Cerita Emak-emak Aksi Reuni 212: "Ampuuunlah! Musola dan UGD saja di-sweeping. Beraninya sama ummat nih w*rcok"

Cerita Emak Aktivis Hari Ini

Oleh: Pipiet Senja (Penulis senior)

Alkisah, ummat akan Reuni 212.

Seperti tahun-tahun sebelumnya di grup perjuangan sudah sibuk. Ada yang berkenan donasi. Sekadar titip untuk logistik pada hari H nya.

Ada juga yang menyerahkan amanah kepada Yayasan Maharani Peduli. Agar dana yang terkumpul bukan hanya untuk logistik jamaah 212. Melainkan juga untuk berbagi dengan para kuli jalanan, pekerja kasar lainnya yang dilewati konvoy kami.

Berita pernyataan ancaman para dedemit, eeeh, petinggi pun seliweran. Mulai dari sekadar himbauan sampai serius mengancam akan dipidanakan. Jika nekad datang untuk Reuni 212.

Kami aktivis perjuangan sudah kebal sepertinya dengan berbagai ancaman macam Jenderal itu.

Bahkan segera emak-emak berjamaah bikin status.
Intinya balik mengancam, eeeeh, siapa takut?

Mau dipidanakan? Sok welah di mana kira kira dipenjarakannya?
Monas? Malah asyik!
Kita bisa bikin gerakan makar seriuuussss…. Kan dicontohkan oleh KKB. Biar dirangkul sama isilop, eaaaaa!

Mendadak ada berita Panitia sudah pilih titik kumpulnya di Az Zikra, Sentul. Sekalian takziah dan tahlilan untuk putra alm Arifin Ilham.

Sempat pecahlah suara emak-emak. Ada yang menyambut baik.
Ada juga yang merasa tak enak.

“Masa orang lagi berkabung malah dihebohkan untuk Reuni 212?”
“Mending gak jadi sajalah reuniannya!”
“Iya gak ada sejarahnya itu!”
“Pindah sana, pindah sini, huh!”
“Panitianya mau saja ditur-atur, apa gimana sih?”

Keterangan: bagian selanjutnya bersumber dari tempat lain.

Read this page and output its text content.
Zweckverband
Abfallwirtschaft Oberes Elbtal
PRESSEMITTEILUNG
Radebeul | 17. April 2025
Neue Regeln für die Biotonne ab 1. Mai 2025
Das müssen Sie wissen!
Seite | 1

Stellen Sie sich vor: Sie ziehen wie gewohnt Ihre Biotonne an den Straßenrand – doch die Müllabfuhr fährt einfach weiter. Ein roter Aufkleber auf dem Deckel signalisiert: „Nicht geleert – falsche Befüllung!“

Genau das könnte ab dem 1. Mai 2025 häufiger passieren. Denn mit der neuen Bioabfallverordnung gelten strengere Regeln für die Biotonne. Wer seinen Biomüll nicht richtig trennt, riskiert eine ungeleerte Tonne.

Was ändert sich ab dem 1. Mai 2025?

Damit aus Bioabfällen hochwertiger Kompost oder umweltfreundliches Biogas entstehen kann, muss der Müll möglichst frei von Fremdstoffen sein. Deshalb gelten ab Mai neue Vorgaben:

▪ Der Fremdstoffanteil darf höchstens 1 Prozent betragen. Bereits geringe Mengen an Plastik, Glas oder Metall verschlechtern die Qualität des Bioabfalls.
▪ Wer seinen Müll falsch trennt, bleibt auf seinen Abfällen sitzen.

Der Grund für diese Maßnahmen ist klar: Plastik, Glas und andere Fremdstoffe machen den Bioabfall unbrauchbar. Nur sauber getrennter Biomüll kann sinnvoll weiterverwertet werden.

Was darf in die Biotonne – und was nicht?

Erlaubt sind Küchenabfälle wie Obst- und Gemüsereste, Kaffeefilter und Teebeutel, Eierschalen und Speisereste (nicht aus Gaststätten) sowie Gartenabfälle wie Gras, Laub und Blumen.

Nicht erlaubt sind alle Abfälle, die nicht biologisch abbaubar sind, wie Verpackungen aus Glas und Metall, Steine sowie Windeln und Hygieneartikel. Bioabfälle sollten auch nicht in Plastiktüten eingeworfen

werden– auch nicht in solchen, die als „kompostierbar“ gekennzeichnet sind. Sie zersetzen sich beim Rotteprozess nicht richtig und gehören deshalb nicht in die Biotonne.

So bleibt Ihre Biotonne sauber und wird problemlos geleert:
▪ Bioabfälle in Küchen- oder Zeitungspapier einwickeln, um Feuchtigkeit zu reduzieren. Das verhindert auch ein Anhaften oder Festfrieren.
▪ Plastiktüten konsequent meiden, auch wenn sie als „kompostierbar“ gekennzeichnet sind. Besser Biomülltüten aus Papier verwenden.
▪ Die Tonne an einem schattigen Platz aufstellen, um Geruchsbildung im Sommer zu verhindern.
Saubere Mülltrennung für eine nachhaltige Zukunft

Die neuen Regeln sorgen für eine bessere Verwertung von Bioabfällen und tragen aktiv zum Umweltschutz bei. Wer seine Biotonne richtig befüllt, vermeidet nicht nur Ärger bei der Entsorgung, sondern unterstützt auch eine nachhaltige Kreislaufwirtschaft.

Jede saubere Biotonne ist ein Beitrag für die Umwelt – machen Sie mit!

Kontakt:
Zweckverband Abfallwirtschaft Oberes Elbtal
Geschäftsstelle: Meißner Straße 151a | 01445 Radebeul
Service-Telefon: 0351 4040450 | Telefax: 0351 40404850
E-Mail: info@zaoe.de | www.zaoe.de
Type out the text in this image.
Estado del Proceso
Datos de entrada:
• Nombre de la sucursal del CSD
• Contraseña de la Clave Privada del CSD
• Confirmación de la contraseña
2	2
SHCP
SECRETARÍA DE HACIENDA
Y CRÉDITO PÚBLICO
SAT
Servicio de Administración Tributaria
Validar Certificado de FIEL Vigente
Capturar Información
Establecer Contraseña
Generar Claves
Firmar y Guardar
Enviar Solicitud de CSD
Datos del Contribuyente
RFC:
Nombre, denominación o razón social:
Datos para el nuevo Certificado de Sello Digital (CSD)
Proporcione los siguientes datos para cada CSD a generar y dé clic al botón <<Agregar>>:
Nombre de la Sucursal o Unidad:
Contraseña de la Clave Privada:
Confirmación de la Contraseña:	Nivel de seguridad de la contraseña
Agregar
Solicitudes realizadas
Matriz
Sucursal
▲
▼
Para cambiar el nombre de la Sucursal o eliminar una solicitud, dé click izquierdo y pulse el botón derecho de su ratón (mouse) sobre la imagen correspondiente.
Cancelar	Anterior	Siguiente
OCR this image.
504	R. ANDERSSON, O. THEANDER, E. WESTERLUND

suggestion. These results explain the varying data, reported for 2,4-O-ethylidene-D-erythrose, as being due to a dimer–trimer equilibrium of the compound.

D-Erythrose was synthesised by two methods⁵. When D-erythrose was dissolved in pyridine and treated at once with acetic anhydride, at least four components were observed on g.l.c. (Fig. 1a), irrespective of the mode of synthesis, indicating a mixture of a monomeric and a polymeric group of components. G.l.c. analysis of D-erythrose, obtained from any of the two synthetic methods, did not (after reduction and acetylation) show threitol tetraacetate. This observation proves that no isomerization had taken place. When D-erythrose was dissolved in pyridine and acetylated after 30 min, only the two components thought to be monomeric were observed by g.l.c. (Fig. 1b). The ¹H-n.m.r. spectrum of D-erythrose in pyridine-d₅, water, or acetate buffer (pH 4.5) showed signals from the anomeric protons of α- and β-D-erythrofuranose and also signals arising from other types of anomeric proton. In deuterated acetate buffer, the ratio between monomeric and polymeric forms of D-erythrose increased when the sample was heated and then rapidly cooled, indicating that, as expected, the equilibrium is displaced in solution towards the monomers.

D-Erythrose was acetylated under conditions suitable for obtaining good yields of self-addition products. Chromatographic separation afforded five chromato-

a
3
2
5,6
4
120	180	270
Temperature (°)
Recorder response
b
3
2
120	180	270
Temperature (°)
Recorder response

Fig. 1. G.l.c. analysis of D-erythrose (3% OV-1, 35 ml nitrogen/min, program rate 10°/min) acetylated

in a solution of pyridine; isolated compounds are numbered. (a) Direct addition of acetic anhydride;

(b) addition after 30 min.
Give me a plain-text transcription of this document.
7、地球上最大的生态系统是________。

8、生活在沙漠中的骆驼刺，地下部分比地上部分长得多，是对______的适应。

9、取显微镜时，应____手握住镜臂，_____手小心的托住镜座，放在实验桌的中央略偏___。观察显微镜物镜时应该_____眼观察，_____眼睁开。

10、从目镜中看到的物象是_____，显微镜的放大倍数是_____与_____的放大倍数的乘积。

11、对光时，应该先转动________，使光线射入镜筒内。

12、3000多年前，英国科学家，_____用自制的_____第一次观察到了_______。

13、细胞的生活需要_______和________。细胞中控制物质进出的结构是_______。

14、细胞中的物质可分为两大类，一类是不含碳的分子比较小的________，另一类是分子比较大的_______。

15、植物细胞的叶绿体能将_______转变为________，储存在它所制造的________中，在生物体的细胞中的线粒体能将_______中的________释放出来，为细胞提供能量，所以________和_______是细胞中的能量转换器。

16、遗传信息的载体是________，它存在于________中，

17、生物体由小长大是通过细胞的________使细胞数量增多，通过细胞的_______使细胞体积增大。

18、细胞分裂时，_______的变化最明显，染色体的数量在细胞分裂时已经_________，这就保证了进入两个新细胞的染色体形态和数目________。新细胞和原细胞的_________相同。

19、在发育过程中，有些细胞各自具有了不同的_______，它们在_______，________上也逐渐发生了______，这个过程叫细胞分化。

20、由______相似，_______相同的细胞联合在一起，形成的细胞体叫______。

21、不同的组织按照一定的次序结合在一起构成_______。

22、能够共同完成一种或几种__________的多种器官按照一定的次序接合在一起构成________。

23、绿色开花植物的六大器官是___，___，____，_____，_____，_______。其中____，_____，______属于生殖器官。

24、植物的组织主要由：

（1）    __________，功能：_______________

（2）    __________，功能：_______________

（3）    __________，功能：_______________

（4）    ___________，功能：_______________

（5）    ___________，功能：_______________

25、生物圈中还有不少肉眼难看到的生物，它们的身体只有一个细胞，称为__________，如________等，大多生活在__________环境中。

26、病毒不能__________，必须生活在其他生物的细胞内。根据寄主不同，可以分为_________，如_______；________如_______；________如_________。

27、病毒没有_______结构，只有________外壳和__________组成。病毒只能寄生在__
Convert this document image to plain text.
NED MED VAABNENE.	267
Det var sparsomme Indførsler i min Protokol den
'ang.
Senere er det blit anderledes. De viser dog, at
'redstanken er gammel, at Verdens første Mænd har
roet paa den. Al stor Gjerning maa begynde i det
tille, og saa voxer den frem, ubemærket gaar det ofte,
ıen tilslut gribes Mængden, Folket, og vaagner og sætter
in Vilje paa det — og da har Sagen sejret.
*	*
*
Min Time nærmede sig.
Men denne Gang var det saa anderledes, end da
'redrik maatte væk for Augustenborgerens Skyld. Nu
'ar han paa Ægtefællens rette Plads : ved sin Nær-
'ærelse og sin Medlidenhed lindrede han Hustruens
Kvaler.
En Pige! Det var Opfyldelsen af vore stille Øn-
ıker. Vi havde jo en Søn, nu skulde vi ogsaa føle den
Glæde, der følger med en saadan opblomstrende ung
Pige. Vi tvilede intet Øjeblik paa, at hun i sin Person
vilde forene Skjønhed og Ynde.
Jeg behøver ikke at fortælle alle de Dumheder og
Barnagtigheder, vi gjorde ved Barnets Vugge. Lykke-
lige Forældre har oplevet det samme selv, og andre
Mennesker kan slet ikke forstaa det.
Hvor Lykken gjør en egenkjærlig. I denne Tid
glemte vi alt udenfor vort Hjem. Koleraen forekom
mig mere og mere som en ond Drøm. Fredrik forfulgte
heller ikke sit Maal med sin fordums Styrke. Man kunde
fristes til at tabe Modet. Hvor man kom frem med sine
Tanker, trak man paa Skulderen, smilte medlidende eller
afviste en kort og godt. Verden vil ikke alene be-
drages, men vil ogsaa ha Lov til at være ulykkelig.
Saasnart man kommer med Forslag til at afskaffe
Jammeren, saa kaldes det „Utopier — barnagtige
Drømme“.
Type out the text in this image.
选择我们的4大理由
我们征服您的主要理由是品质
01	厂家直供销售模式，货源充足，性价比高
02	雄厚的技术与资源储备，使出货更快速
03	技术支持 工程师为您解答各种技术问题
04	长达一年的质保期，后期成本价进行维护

Buru-buru ada yang menengahi.
“Kita tetapkan saja tikpul di Patung Kuda. Dari pagi sampai siang.”
“Oke, Ndan!”

Menjelang tengah malam diberitakan, semua jalan menuju Patung Kuda ditutup!
Kali ini tidak hebohan. Semua sudah sepakat.
Jangan kalah sebelum berperang.
Semua punya cita-cita; syahid!
Jalan terus!

Bada Subuh aku pamitan kepada anak cucu. Mau ceklab ke rumah sakit. Hihi. Padahal masih seminggu lagi jadwalnya.
Sebab kemarin aku baru transfusi.
Aku pun naik Gocar menuju Indosat. 
Anakku sudah transfer untuk tambah nebus obat.
Biasanya kami aman berkumpul di situ.

Eeeeh, jalanan ternyata serius sudah ditutup.
Polisi dengan kendaraan berat untuk perang ada di mana-mana.
Serius. Jadi teringat saat diundang ke Mesir 2013. Tepat Presiden Mursi digulingkan.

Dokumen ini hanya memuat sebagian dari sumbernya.